Bullshit! Davina minggu depan nggak bisa ikut, kata Emma tadi. Aku tahu Emma pengertian. Dia mengajakku tepat saat Davina nggak bisa dan bertempat di rumah, bukan cafe mahal.
Sisa waktu sebelum bel masuk masih seperempat jam lagi. Lebih baik aku pergi ke kelas Dayana. Padahal tadinya aku mau mengerjakan soal-soal latihan Chemistry.
Saat aku melongok, Dayana sedang mengobrol dengan anggota choir yang mengelilinginya. Mereka memang terkenal solid. Dayana cukup populer di antara mereka.
"Sini!" panggil Dayana saat melihatku.
Dia pasti tahu kalau aku ke kelas, artinya aku sedang ada masalah di kelas.
"Duduk di sini aja dulu. Gamal belum datang." Dayana menunjuk ke tempat duduk di samping Ray.
Aku melihat Ray sedang menikmati aktivitas favoritnya. Tidur. Wajahnya menghadap ke dinding kelas. Tangannya menjulur di atas meja.
Aku pun iseng mengambil pulpen yang tergeletak di atas meja dan memukulkannya ke kepala Ray.
"Arrgghh! Kampreto! Siapa sih?" gerutunya.
Dia menatapku kesal ketika menengok dan mendapati diriku yang sedang menyengir lebar.
"Lagian lo pagi-pagi tidur. Rejekinya dipatok ayam lho," sahutku.
"Lo emak gue?" sindirnya. Kemudian dia tertidur lagi. Kali ini wajahnya menghadap ke bawah meja.

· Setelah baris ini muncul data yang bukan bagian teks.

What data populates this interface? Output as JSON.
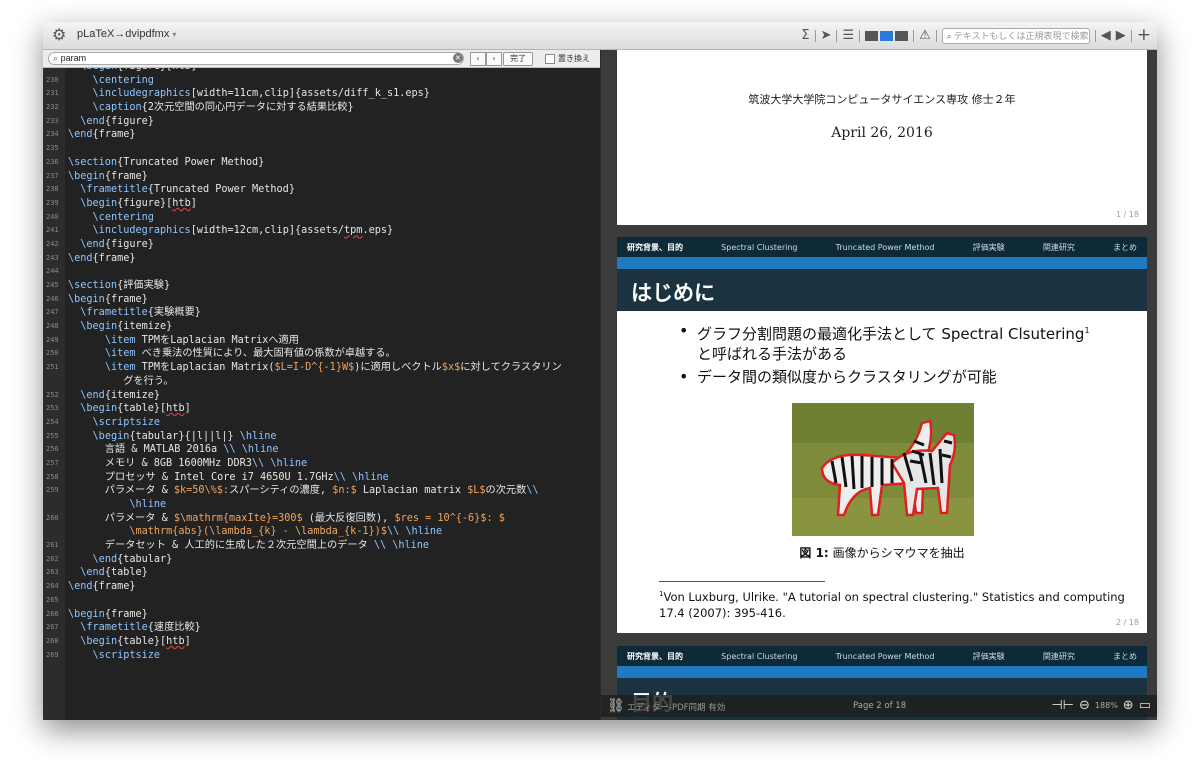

"Eh, weekend nanti kita mau jalan-jalan ke Bandung. Mau ikut, nggak?" tanya Dayana yang menengok ke belakang. "Kinan boleh ikut, kan?" Dayana menatap anak-anak choir satu persatu.

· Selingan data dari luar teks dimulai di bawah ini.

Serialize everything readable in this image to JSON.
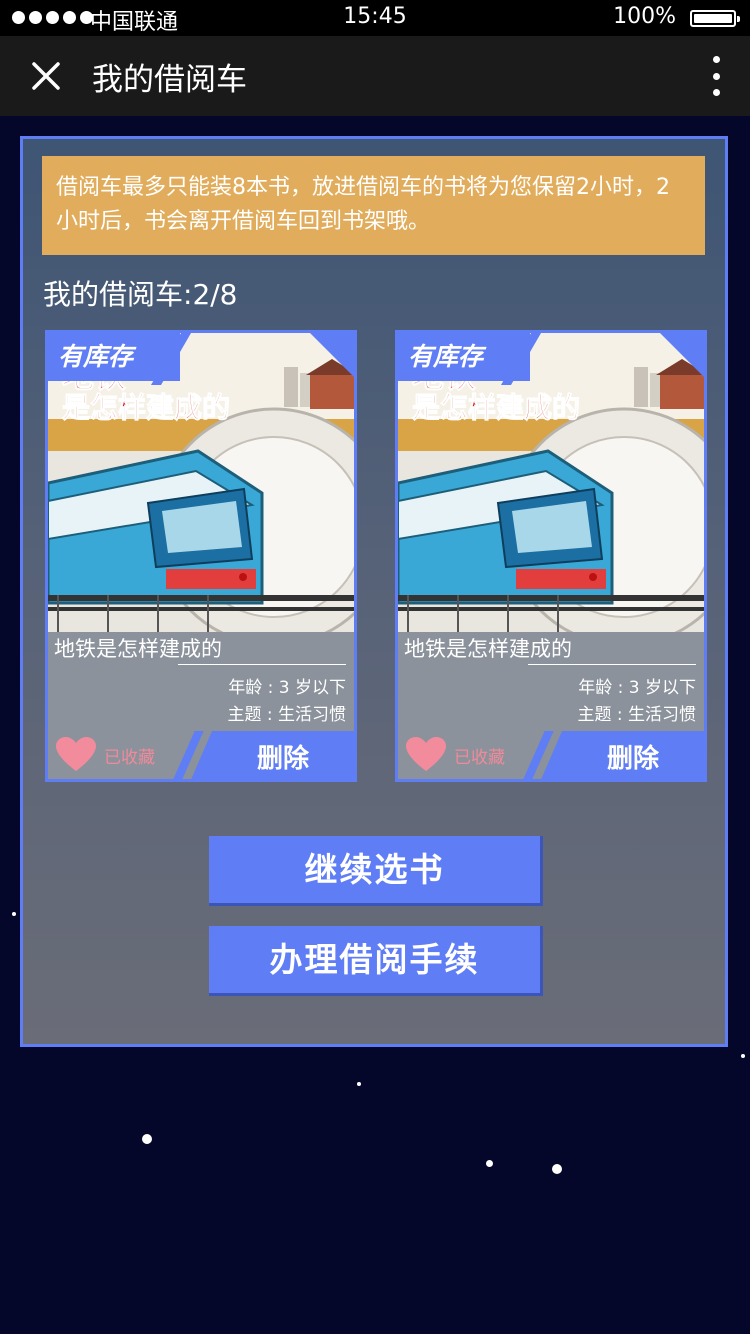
{
  "status_bar": {
    "carrier": "中国联通",
    "time": "15:45",
    "battery": "100%"
  },
  "nav": {
    "title": "我的借阅车",
    "close_icon": "close-icon",
    "more_icon": "more-vertical-icon"
  },
  "notice": {
    "text": "借阅车最多只能装8本书，放进借阅车的书将为您保留2小时，2小时后，书会离开借阅车回到书架哦。"
  },
  "cart": {
    "label": "我的借阅车:",
    "count": "2/8"
  },
  "books": [
    {
      "stock_tag": "有库存",
      "cover_title_top": "地铁",
      "cover_title": "是怎样建成的",
      "title": "地铁是怎样建成的",
      "age": "年龄 : 3 岁以下",
      "theme": "主题 : 生活习惯",
      "favorite_label": "已收藏",
      "delete_label": "删除"
    },
    {
      "stock_tag": "有库存",
      "cover_title_top": "地铁",
      "cover_title": "是怎样建成的",
      "title": "地铁是怎样建成的",
      "age": "年龄 : 3 岁以下",
      "theme": "主题 : 生活习惯",
      "favorite_label": "已收藏",
      "delete_label": "删除"
    }
  ],
  "buttons": {
    "continue_label": "继续选书",
    "checkout_label": "办理借阅手续"
  },
  "colors": {
    "accent": "#5f7df5",
    "notice_bg": "#e1ad5c",
    "favorite": "#f08a9a",
    "background": "#05072a"
  }
}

Jelas sekali dari raut wajah mereka. Mereka mengangguk hanya karena merasa nggak enak menolak usulan Dayana.
Dulu Dayana pernah mengajakku ke pesta ulang tahun salah satu anggota choir. Terus aku mendengar seorang cewek menggerutu, "Kenapa sih Dayana ngajak Kinan? Gue agak males sama dia. Sok pinter orangnya. Belagu. Beda banget sama Dayana. Kok mau ya Dayana temenan sama orang kayak gitu?"

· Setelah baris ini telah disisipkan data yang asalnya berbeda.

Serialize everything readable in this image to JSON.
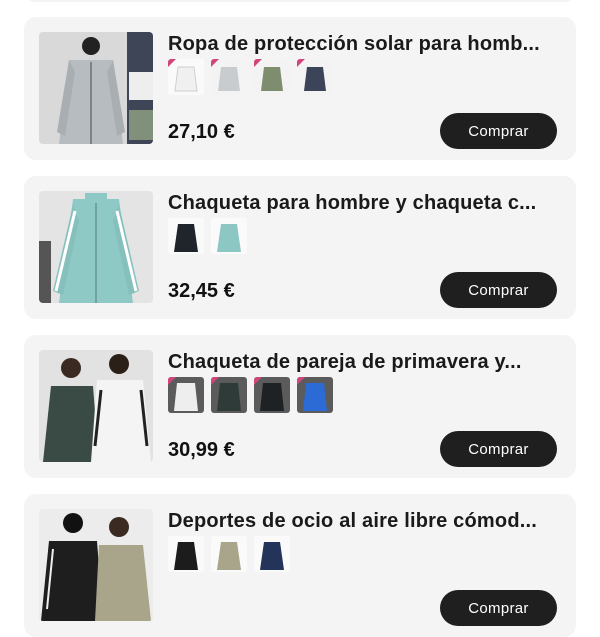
{
  "products": [
    {
      "title": "Ropa de protección solar para homb...",
      "price": "27,10 €",
      "buy_label": "Comprar",
      "image_color": "#b7bcc0",
      "variants": [
        "#f3f3f3",
        "#c8cccf",
        "#7f8d6f",
        "#3b4459"
      ]
    },
    {
      "title": "Chaqueta para hombre y chaqueta c...",
      "price": "32,45 €",
      "buy_label": "Comprar",
      "image_color": "#8fc9c6",
      "variants": [
        "#20252c",
        "#8cc7c4"
      ]
    },
    {
      "title": "Chaqueta de pareja de primavera y...",
      "price": "30,99 €",
      "buy_label": "Comprar",
      "image_color": "#3a4b46",
      "variants": [
        "#eeeeee",
        "#2f3b38",
        "#1e2224",
        "#2c6ad6"
      ]
    },
    {
      "title": "Deportes de ocio al aire libre cómod...",
      "price": "",
      "buy_label": "Comprar",
      "image_color": "#1e1e1e",
      "variants": [
        "#1c1c1c",
        "#a8a58a",
        "#23335a"
      ]
    }
  ]
}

"Weekend gue ada acara. Belajar bareng." Aku nggak bohong kok ada acara. Cuma acaranya kursus ngaji sama kerja di cafe.
"Ah, lo mah jangan belajar mulu! Sekali-kali refreshing. Ayo kek, ikut!" rengek Dayana.
Aku hanya menggeleng sambil tersenyum. Ketika aku menengok ke samping, Ray menatapku dengan posisi kepalanya masih di atas meja.
"Kenapa?" tanyaku.
"Nggak." Lalu dia menenggelamkan kembali wajahnya.